On June 8, 2011, Star Wars: The Old Republic – The Lost Suns #1 arrived in comic shops and quietly did something very important for SWTOR.
It made the galaxy feel bigger before the game had even fully launched.
Written by Alexander Freed, with art by Dave Ross, The Lost Suns was not just another tie-in comic drifting around the edge of a marketing campaign. SWTOR’s own 2011 coverage described it as a story that tied directly into Star Wars: The Old Republic, with events beginning around the same time as the game.
That matters.
Because The Lost Suns was not simply explaining lore. It was building the mood of the era.
Theron Shan Steps Into the Spotlight
The series follows Theron Shan, a Republic spy with one of the most complicated family trees in the galaxy.
He is the son of Jedi Grand Master Satele Shan, descended from the same bloodline as Bastila Shan, and yet he is not a Jedi. That is the hook. Theron belongs to Old Republic royalty in all but job description, but instead of robes and lightsabers, he gets espionage, secrets, danger, and terrible odds.

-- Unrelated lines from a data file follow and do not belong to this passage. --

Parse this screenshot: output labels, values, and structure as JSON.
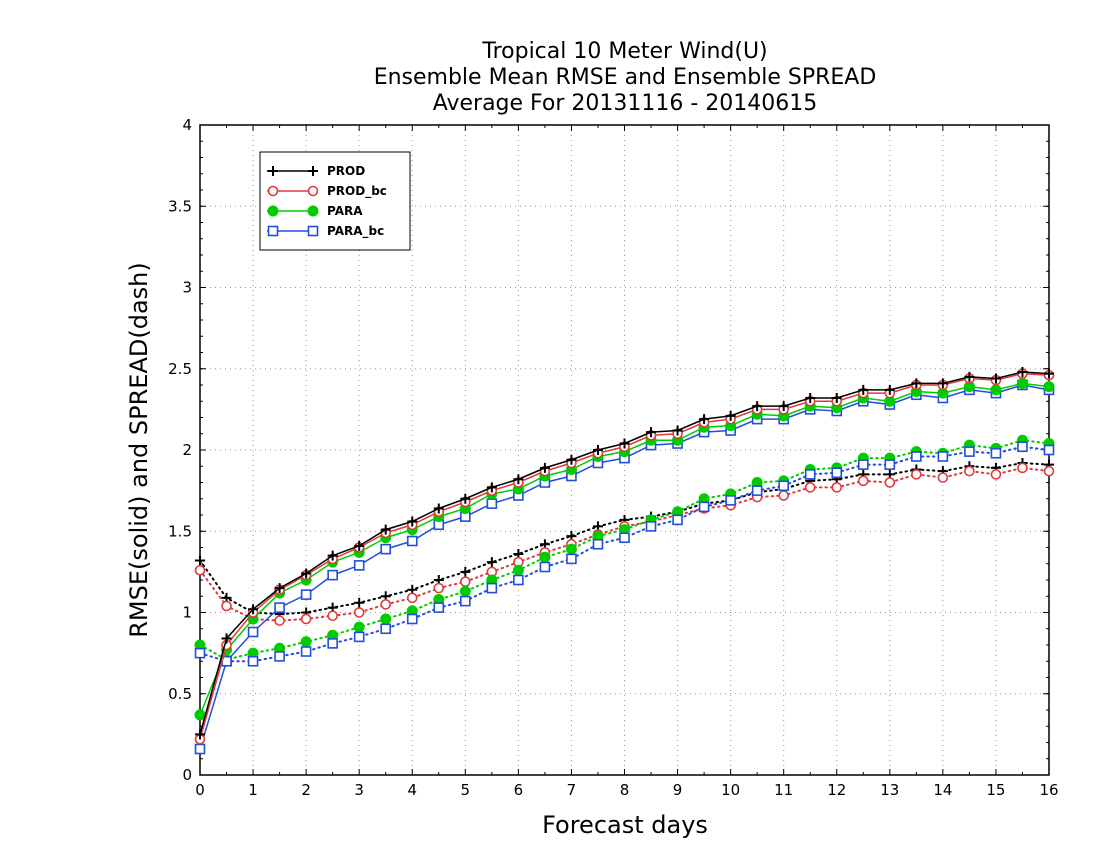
{
  "chart_data": {
    "type": "line",
    "title": [
      "Tropical 10 Meter Wind(U)",
      "Ensemble Mean RMSE and Ensemble SPREAD",
      "Average For 20131116 - 20140615"
    ],
    "xlabel": "Forecast days",
    "ylabel": "RMSE(solid) and SPREAD(dash)",
    "xlim": [
      0,
      16
    ],
    "ylim": [
      0,
      4
    ],
    "xticks": [
      "0",
      "1",
      "2",
      "3",
      "4",
      "5",
      "6",
      "7",
      "8",
      "9",
      "10",
      "11",
      "12",
      "13",
      "14",
      "15",
      "16"
    ],
    "yticks": [
      "0",
      "0.5",
      "1",
      "1.5",
      "2",
      "2.5",
      "3",
      "3.5",
      "4"
    ],
    "grid": true,
    "legend_position": "top-left",
    "x": [
      0,
      0.5,
      1,
      1.5,
      2,
      2.5,
      3,
      3.5,
      4,
      4.5,
      5,
      5.5,
      6,
      6.5,
      7,
      7.5,
      8,
      8.5,
      9,
      9.5,
      10,
      10.5,
      11,
      11.5,
      12,
      12.5,
      13,
      13.5,
      14,
      14.5,
      15,
      15.5,
      16
    ],
    "series": [
      {
        "name": "PROD",
        "metric": "RMSE",
        "style": "solid",
        "color": "#000000",
        "marker": "plus",
        "values": [
          0.25,
          0.84,
          1.02,
          1.15,
          1.24,
          1.35,
          1.41,
          1.51,
          1.56,
          1.64,
          1.7,
          1.77,
          1.82,
          1.89,
          1.94,
          2.0,
          2.04,
          2.11,
          2.12,
          2.19,
          2.21,
          2.27,
          2.27,
          2.32,
          2.32,
          2.37,
          2.37,
          2.41,
          2.41,
          2.45,
          2.44,
          2.48,
          2.47
        ]
      },
      {
        "name": "PROD_bc",
        "metric": "RMSE",
        "style": "solid",
        "color": "#e03a3a",
        "marker": "circle",
        "values": [
          0.22,
          0.8,
          1.0,
          1.14,
          1.23,
          1.33,
          1.4,
          1.49,
          1.54,
          1.62,
          1.68,
          1.75,
          1.8,
          1.87,
          1.92,
          1.98,
          2.02,
          2.09,
          2.1,
          2.17,
          2.19,
          2.25,
          2.25,
          2.3,
          2.3,
          2.35,
          2.35,
          2.4,
          2.4,
          2.44,
          2.43,
          2.47,
          2.46
        ]
      },
      {
        "name": "PARA",
        "metric": "RMSE",
        "style": "solid",
        "color": "#00cc00",
        "marker": "filled-circle",
        "values": [
          0.37,
          0.77,
          0.96,
          1.12,
          1.2,
          1.31,
          1.37,
          1.46,
          1.51,
          1.59,
          1.64,
          1.73,
          1.76,
          1.84,
          1.88,
          1.96,
          1.99,
          2.06,
          2.06,
          2.14,
          2.15,
          2.22,
          2.21,
          2.27,
          2.26,
          2.32,
          2.3,
          2.36,
          2.35,
          2.39,
          2.37,
          2.41,
          2.39
        ]
      },
      {
        "name": "PARA_bc",
        "metric": "RMSE",
        "style": "solid",
        "color": "#1f4fdc",
        "marker": "square",
        "values": [
          0.16,
          0.7,
          0.88,
          1.03,
          1.11,
          1.23,
          1.29,
          1.39,
          1.44,
          1.54,
          1.59,
          1.67,
          1.72,
          1.8,
          1.84,
          1.92,
          1.95,
          2.03,
          2.04,
          2.11,
          2.12,
          2.19,
          2.19,
          2.25,
          2.24,
          2.3,
          2.28,
          2.34,
          2.32,
          2.37,
          2.35,
          2.4,
          2.37
        ]
      },
      {
        "name": "PROD",
        "metric": "SPREAD",
        "style": "dotted",
        "color": "#000000",
        "marker": "plus",
        "values": [
          1.32,
          1.09,
          1.0,
          0.99,
          1.0,
          1.03,
          1.06,
          1.1,
          1.14,
          1.2,
          1.25,
          1.31,
          1.36,
          1.42,
          1.47,
          1.53,
          1.57,
          1.59,
          1.62,
          1.67,
          1.69,
          1.74,
          1.76,
          1.81,
          1.82,
          1.85,
          1.85,
          1.88,
          1.87,
          1.9,
          1.89,
          1.92,
          1.91
        ]
      },
      {
        "name": "PROD_bc",
        "metric": "SPREAD",
        "style": "dotted",
        "color": "#e03a3a",
        "marker": "circle",
        "values": [
          1.26,
          1.04,
          0.96,
          0.95,
          0.96,
          0.98,
          1.0,
          1.05,
          1.09,
          1.15,
          1.19,
          1.25,
          1.31,
          1.37,
          1.42,
          1.48,
          1.53,
          1.56,
          1.6,
          1.64,
          1.66,
          1.71,
          1.72,
          1.77,
          1.77,
          1.81,
          1.8,
          1.85,
          1.83,
          1.87,
          1.85,
          1.89,
          1.87
        ]
      },
      {
        "name": "PARA",
        "metric": "SPREAD",
        "style": "dotted",
        "color": "#00cc00",
        "marker": "filled-circle",
        "values": [
          0.8,
          0.71,
          0.75,
          0.78,
          0.82,
          0.86,
          0.91,
          0.96,
          1.01,
          1.08,
          1.13,
          1.2,
          1.26,
          1.34,
          1.39,
          1.47,
          1.51,
          1.57,
          1.62,
          1.7,
          1.73,
          1.8,
          1.81,
          1.88,
          1.89,
          1.95,
          1.95,
          1.99,
          1.98,
          2.03,
          2.01,
          2.06,
          2.04
        ]
      },
      {
        "name": "PARA_bc",
        "metric": "SPREAD",
        "style": "dotted",
        "color": "#1f4fdc",
        "marker": "square",
        "values": [
          0.75,
          0.7,
          0.7,
          0.73,
          0.76,
          0.81,
          0.85,
          0.9,
          0.96,
          1.03,
          1.07,
          1.15,
          1.2,
          1.28,
          1.33,
          1.42,
          1.46,
          1.53,
          1.57,
          1.65,
          1.69,
          1.75,
          1.78,
          1.85,
          1.86,
          1.91,
          1.91,
          1.96,
          1.96,
          1.99,
          1.98,
          2.02,
          2.0
        ]
      }
    ],
    "legend": [
      {
        "name": "PROD",
        "color": "#000000",
        "marker": "plus"
      },
      {
        "name": "PROD_bc",
        "color": "#e03a3a",
        "marker": "circle"
      },
      {
        "name": "PARA",
        "color": "#00cc00",
        "marker": "filled-circle"
      },
      {
        "name": "PARA_bc",
        "color": "#1f4fdc",
        "marker": "square"
      }
    ]
  }
}
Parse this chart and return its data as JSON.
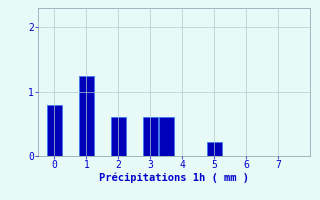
{
  "bar_positions": [
    0,
    1,
    2,
    3,
    3.5,
    5
  ],
  "bar_heights": [
    0.8,
    1.25,
    0.6,
    0.6,
    0.6,
    0.22
  ],
  "bar_color": "#0000bb",
  "bar_edgecolor": "#3377ee",
  "bar_width": 0.45,
  "xlim": [
    -0.5,
    8.0
  ],
  "ylim": [
    0,
    2.3
  ],
  "yticks": [
    0,
    1,
    2
  ],
  "xticks": [
    0,
    1,
    2,
    3,
    4,
    5,
    6,
    7
  ],
  "xlabel": "Précipitations 1h ( mm )",
  "xlabel_color": "#0000cc",
  "xlabel_fontsize": 7.5,
  "tick_color": "#0000cc",
  "tick_fontsize": 7,
  "background_color": "#e8faf8",
  "grid_color": "#b0cccc",
  "spine_color": "#8899aa"
}
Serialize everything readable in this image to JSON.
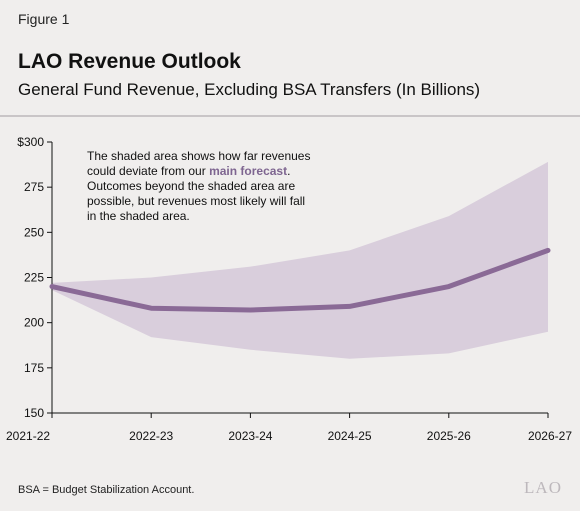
{
  "figure_label": "Figure 1",
  "footnote": "BSA = Budget Stabilization Account.",
  "logo_text": "LAO",
  "colors": {
    "background": "#f0eeed",
    "band": "#d9cedc",
    "line": "#8a6a96",
    "annotation_highlight": "#7e6590",
    "rule": "#c9c5c7"
  },
  "chart_data": {
    "type": "area",
    "title": "LAO Revenue Outlook",
    "subtitle": "General Fund Revenue, Excluding BSA Transfers (In Billions)",
    "categories": [
      "2021-22",
      "2022-23",
      "2023-24",
      "2024-25",
      "2025-26",
      "2026-27"
    ],
    "series": [
      {
        "role": "main-forecast",
        "values": [
          220,
          208,
          207,
          209,
          220,
          240
        ]
      },
      {
        "role": "band-upper",
        "values": [
          222,
          225,
          231,
          240,
          259,
          289
        ]
      },
      {
        "role": "band-lower",
        "values": [
          218,
          192,
          185,
          180,
          183,
          195
        ]
      }
    ],
    "ylim": [
      150,
      300
    ],
    "yticks": [
      300,
      275,
      250,
      225,
      200,
      175,
      150
    ],
    "ytick_labels": [
      "$300",
      "275",
      "250",
      "225",
      "200",
      "175",
      "150"
    ],
    "grid": false,
    "annotation": {
      "lines": [
        [
          {
            "text": "The shaded area shows how far revenues",
            "bold": false
          }
        ],
        [
          {
            "text": "could deviate from our ",
            "bold": false
          },
          {
            "text": "main forecast",
            "bold": true
          },
          {
            "text": ".",
            "bold": false
          }
        ],
        [
          {
            "text": "Outcomes beyond the shaded area are",
            "bold": false
          }
        ],
        [
          {
            "text": "possible, but revenues most likely will fall",
            "bold": false
          }
        ],
        [
          {
            "text": "in the shaded area.",
            "bold": false
          }
        ]
      ]
    }
  }
}
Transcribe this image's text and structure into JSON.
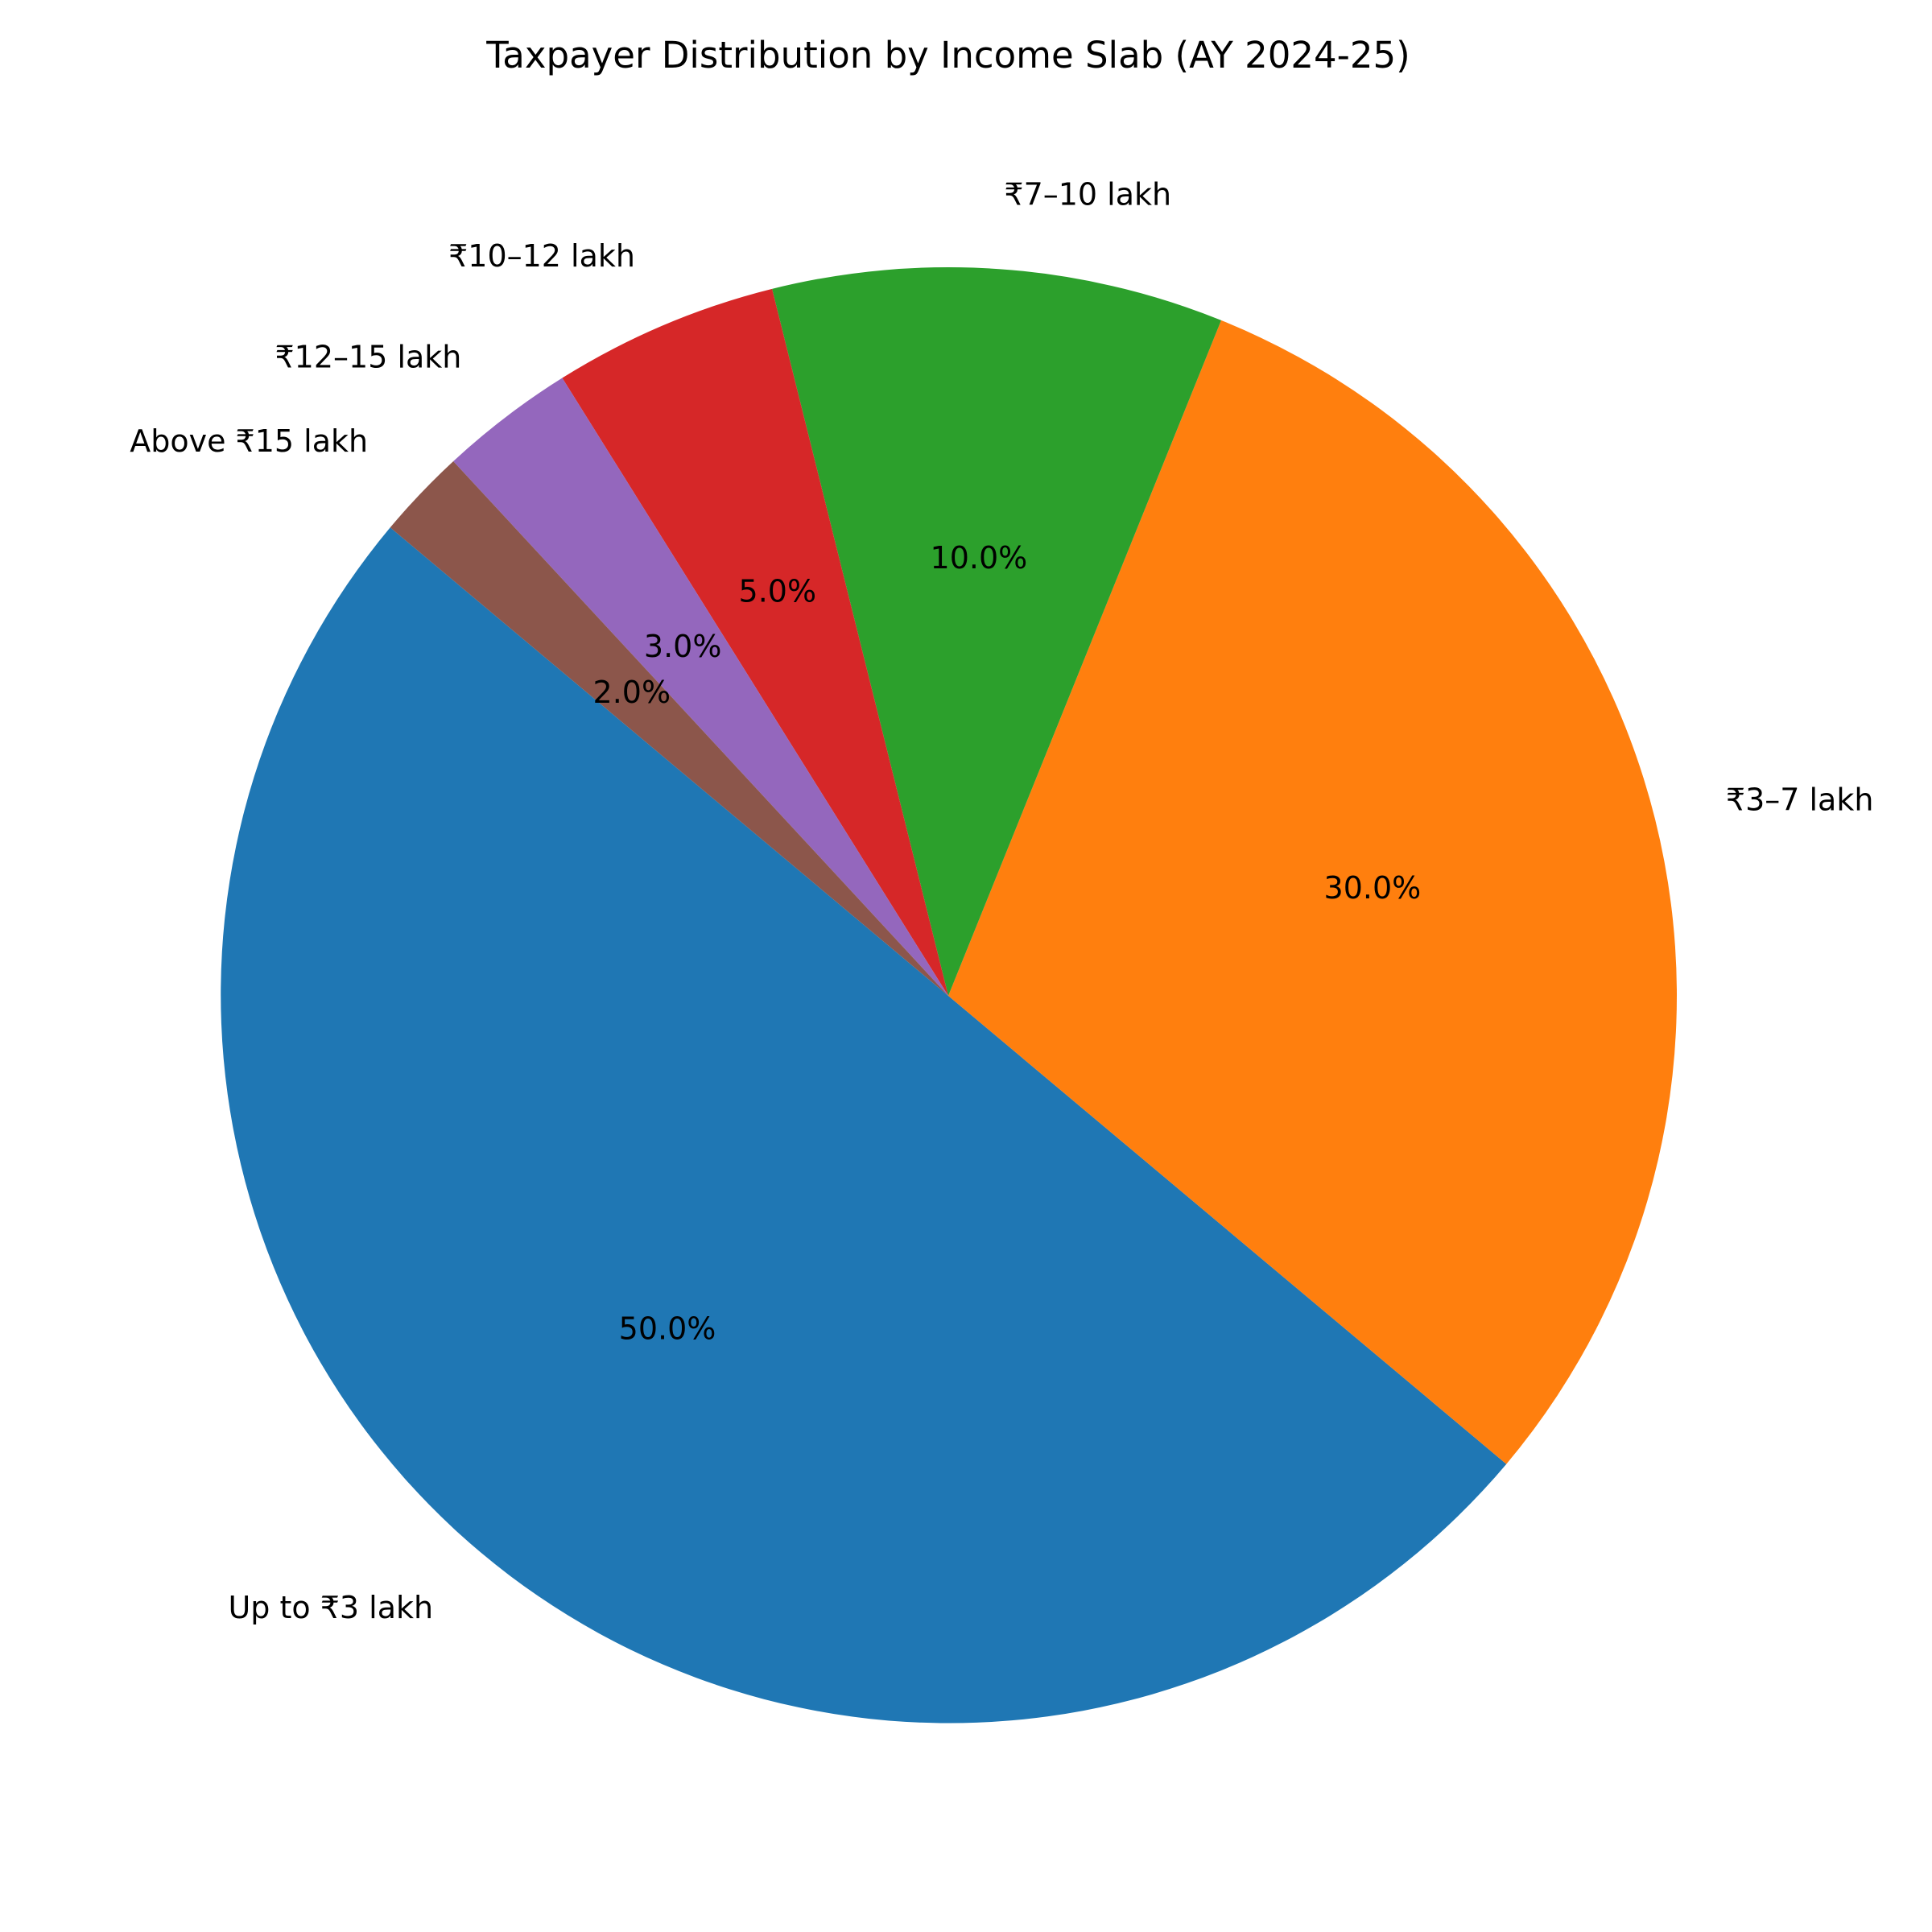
{
  "chart_data": {
    "type": "pie",
    "title": "Taxpayer Distribution by Income Slab (AY 2024-25)",
    "start_angle_deg": 140,
    "direction": "counterclockwise",
    "slices": [
      {
        "label": "Up to ₹3 lakh",
        "value": 50,
        "pct_label": "50.0%",
        "color": "#1f77b4"
      },
      {
        "label": "₹3–7 lakh",
        "value": 30,
        "pct_label": "30.0%",
        "color": "#ff7f0e"
      },
      {
        "label": "₹7–10 lakh",
        "value": 10,
        "pct_label": "10.0%",
        "color": "#2ca02c"
      },
      {
        "label": "₹10–12 lakh",
        "value": 5,
        "pct_label": "5.0%",
        "color": "#d62728"
      },
      {
        "label": "₹12–15 lakh",
        "value": 3,
        "pct_label": "3.0%",
        "color": "#9467bd"
      },
      {
        "label": "Above ₹15 lakh",
        "value": 2,
        "pct_label": "2.0%",
        "color": "#8c564b"
      }
    ]
  }
}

That made him a perfect character for SWTOR’s wider world.
The game was already full of Jedi, Sith, troopers, smugglers, bounty hunters, agents, and political disasters. Theron added another layer: the intelligence war happening beneath the lightsaber war.
A Tie-In That Actually Did Its Job
The best Star Wars tie-ins do not feel like homework.
They make the main story richer.
The Lost Suns worked because it expanded the Old Republic era without just repeating what players would soon see in the MMO. It gave readers Republic espionage, Sith secrets, lost Jedi, and a sense that the galaxy was already unstable before players even logged in.
That is why it belongs in the wider complete history of Star Wars games. SWTOR was never only the game client. It was trailers, novels, comics, codex entries, class stories, and years of extra lore holding the era together.
Why It Still Matters
Looking back, The Lost Suns #1 feels like an early reminder of what SWTOR did best.
It did not just say “here is a war between Republic and Empire.”
It filled that war with families, spies, old wounds, secret missions, and characters who could carry stories beyond the player character.
Theron Shan would go on to become a major name in SWTOR’s ongoing narrative.
But on June 8, 2011, he was still stepping into the shadows.
Exactly where a good Republic spy belongs.